Sanders Manufacturing's Auckland showroom on Dominion Rd, which has now closed. Photo / Google
A modular cabin building company has gone into liquidation owing close to $1 million — the second business led by director Charles Innes to collapse and leave customers badly out of pocket in recent months
Liquidators Blackrock Rose estimates as many as 68 customers paid deposits to Sanders Manufacturing forcabins and sheds but did not receive completed products. They now claim they are collectively owed about $450,000.
A further $392,000 is estimated to be owed to other creditors, including the Inland Revenue Department, with liquidator Garry Whimp telling the Heraldthis number is expected to rise as he further examines the books.
The first liquidator’s report is due out on Monday.

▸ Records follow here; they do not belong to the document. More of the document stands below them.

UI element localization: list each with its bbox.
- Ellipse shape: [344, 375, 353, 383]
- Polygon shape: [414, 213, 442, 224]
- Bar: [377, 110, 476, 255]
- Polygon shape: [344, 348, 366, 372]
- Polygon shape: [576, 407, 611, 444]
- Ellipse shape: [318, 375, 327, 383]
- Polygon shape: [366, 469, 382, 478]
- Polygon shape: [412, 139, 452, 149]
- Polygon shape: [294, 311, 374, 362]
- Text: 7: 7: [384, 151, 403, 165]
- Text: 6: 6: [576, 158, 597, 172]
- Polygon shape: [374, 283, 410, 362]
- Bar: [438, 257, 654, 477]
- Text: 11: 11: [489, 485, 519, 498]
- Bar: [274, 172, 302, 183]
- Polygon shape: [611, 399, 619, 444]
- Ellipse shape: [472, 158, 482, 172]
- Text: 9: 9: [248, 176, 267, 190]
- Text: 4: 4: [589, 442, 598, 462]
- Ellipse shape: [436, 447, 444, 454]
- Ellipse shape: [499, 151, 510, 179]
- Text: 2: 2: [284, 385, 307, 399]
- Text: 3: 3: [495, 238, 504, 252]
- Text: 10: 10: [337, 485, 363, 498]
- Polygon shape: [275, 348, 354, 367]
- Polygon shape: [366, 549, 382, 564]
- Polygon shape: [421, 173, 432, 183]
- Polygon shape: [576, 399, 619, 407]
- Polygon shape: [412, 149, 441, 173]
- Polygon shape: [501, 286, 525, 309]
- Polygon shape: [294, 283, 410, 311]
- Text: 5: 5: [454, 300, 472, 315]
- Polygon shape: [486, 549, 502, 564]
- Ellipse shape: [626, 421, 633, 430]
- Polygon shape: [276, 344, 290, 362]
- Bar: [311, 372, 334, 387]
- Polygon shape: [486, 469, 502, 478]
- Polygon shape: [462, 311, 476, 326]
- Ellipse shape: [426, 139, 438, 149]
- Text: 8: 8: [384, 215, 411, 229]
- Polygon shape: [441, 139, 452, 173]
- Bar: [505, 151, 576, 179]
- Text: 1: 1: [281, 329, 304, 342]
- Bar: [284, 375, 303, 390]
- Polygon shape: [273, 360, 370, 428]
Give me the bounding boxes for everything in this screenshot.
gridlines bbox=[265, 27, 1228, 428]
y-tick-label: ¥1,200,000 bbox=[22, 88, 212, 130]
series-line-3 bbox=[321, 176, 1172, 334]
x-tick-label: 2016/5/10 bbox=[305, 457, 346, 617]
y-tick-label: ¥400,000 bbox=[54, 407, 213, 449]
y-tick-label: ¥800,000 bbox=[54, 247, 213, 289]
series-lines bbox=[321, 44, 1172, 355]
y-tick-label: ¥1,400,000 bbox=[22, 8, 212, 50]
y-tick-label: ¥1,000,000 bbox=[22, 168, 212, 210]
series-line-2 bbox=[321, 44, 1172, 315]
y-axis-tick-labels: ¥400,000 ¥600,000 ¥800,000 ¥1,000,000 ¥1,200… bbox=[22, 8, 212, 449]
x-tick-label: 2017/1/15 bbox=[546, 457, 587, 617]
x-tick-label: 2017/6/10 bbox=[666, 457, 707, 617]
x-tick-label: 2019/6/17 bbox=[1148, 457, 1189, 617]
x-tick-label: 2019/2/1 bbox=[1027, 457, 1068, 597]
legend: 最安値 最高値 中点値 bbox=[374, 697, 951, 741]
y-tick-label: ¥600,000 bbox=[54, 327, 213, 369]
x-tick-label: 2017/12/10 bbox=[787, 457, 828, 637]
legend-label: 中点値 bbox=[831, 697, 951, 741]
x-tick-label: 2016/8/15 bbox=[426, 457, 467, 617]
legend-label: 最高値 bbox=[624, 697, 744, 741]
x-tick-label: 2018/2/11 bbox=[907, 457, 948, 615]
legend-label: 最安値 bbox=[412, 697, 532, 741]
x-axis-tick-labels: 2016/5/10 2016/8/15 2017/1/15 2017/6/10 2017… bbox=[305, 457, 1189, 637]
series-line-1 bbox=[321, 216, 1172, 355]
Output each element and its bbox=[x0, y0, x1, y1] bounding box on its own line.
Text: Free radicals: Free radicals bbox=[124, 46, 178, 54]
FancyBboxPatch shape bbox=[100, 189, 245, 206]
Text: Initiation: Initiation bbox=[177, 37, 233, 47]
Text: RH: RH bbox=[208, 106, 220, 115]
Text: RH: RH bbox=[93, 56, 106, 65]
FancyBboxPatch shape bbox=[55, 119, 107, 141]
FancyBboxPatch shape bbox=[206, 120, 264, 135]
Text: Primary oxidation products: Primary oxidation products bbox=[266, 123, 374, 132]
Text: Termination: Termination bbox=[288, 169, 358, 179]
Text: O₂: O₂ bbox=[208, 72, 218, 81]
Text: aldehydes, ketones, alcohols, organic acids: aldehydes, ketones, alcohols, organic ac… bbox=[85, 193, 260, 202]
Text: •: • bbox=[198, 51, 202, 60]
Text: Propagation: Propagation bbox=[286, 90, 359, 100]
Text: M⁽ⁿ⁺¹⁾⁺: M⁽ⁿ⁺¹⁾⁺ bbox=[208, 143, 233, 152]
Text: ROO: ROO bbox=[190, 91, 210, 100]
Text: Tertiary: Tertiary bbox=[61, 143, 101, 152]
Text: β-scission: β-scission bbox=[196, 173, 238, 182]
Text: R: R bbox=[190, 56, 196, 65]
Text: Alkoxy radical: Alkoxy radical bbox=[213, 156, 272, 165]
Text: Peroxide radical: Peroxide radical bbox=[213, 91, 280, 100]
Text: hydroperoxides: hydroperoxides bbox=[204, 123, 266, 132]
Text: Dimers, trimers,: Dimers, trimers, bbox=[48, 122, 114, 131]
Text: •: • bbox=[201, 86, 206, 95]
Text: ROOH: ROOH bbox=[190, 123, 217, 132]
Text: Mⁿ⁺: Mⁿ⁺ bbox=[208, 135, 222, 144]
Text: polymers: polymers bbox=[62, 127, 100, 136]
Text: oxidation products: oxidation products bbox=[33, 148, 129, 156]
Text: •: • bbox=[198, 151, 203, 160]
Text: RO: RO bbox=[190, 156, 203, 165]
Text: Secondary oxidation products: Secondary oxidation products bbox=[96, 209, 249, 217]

Innes is listed as Sanders Manufacturing’s director - and is also director of Auckland-based home-builder Podular Housing Systems, which collapsed in November, owing $5.2m to creditors, including up to 60 homes buyers.
Innes is understood to now be living outside New Zealand, and theHeraldcouldn’t reach him for comment.
Whimp believed Sanders Manufacturing continued taking money from customers, despite being in financial strife.
Whimp said what concerned him most was that he believed there “were 48 deposits received by the company in the last three or four months, when it’s clear the company was insolvent”.
Sanders Manufacturing’s collapse, combined with that of Podular, marks one of the largest failures in the modular home and cabin sector, an industry that is seen by some as key to helping ease the nation’s housing crisis by building more homes quickly.
Sanders Manufacturing had advertised that it made cabins, sleepouts and sheds.
It used modular designs that could supposedly be mass-produced, while also being modifiable to suit the needs of individual customers.
Auckland resident Charles Malcolm said he first noticed Sanders Manufacturing’s showroom on Dominion Rd in Mt Eden.
“They had a big site on Dominion Rd, and we were like, ‘If you can afford that, you must be relatively legit’,” he said.
He claimed he ordered an $8000 garden shed in October and paid a $4000 deposit for it. But the shed never came.
At first, the company’s staff were responsive and assured him the shed would be on its way soon. But then it became harder to reach them, until they “stopped answering the phones in December” last year, he claimed.
Builder Ryan Butcher from RNB Contracting claimed he is owed about $10,000 by Sanders Manufacturing.
Together with a client, he agreed to buy three kitset cabins from Sanders Manufacturing. Butcher planned to then build the cabins on his client’s property so she could use them as Airbnb-type accommodation.
Butcher claimed he paid a 50 per cent deposit but Sanders Manufacturing kept pushing back delivery of the materials. Then in December, he was told he could pick up the cabin framing, which he did.
However, he never received the roofing and joinery.
He said because his company signed the contract with Sanders Manufacturing and was then on-selling to the customer, his $10,000 is now likely lost.
A third customer, who didn’t want to be named, said they paid $3000 in August for a shed they never received.
All three customers who spoke with the Herald said they didn’t have contact with Innes, but rather with staff at Sanders Manufacturing.
The customers also said their losses are “small fry” compared to those suffered by many customers of Innes’ other company, Podular.
Among those claiming to be owed money from Podular’s $5.2m collapse are 21 customers who collectively paid an estimated $2m in deposits for new homes, the construction of which was never started, a company insider claimed to the Herald in December last year.
Young parents Eli Thomas and Sophie Annen were those Podular customers, saying they have now likely lost $350,000 in progress payments made to Podular for a home that was never delivered to their Martinborough property, about 80 kilometres north of Wellington.
They have started a Givealittle page, seeking public help to try to ease their devastating financial loss.
Whimp said he is working with Podular’s liquidator, with the investigators agreeing to share records with each other.
Auckland’s Malcolm said that while his lost $4000 deposit to Sanders Manufacturing is not comparable to the scale of losses facing Podular’s customers, he is speaking out to “shine a light” on both companies.
He believed financial losses like these damaged trust in the building industry.
“People don’t need to second-guess and question legitimate businesses that are working hard and delivering good products,” he said.
Likewise, businesses shouldn’t be left dealing “with people that have been burnt and [are] gun-shy”, he said.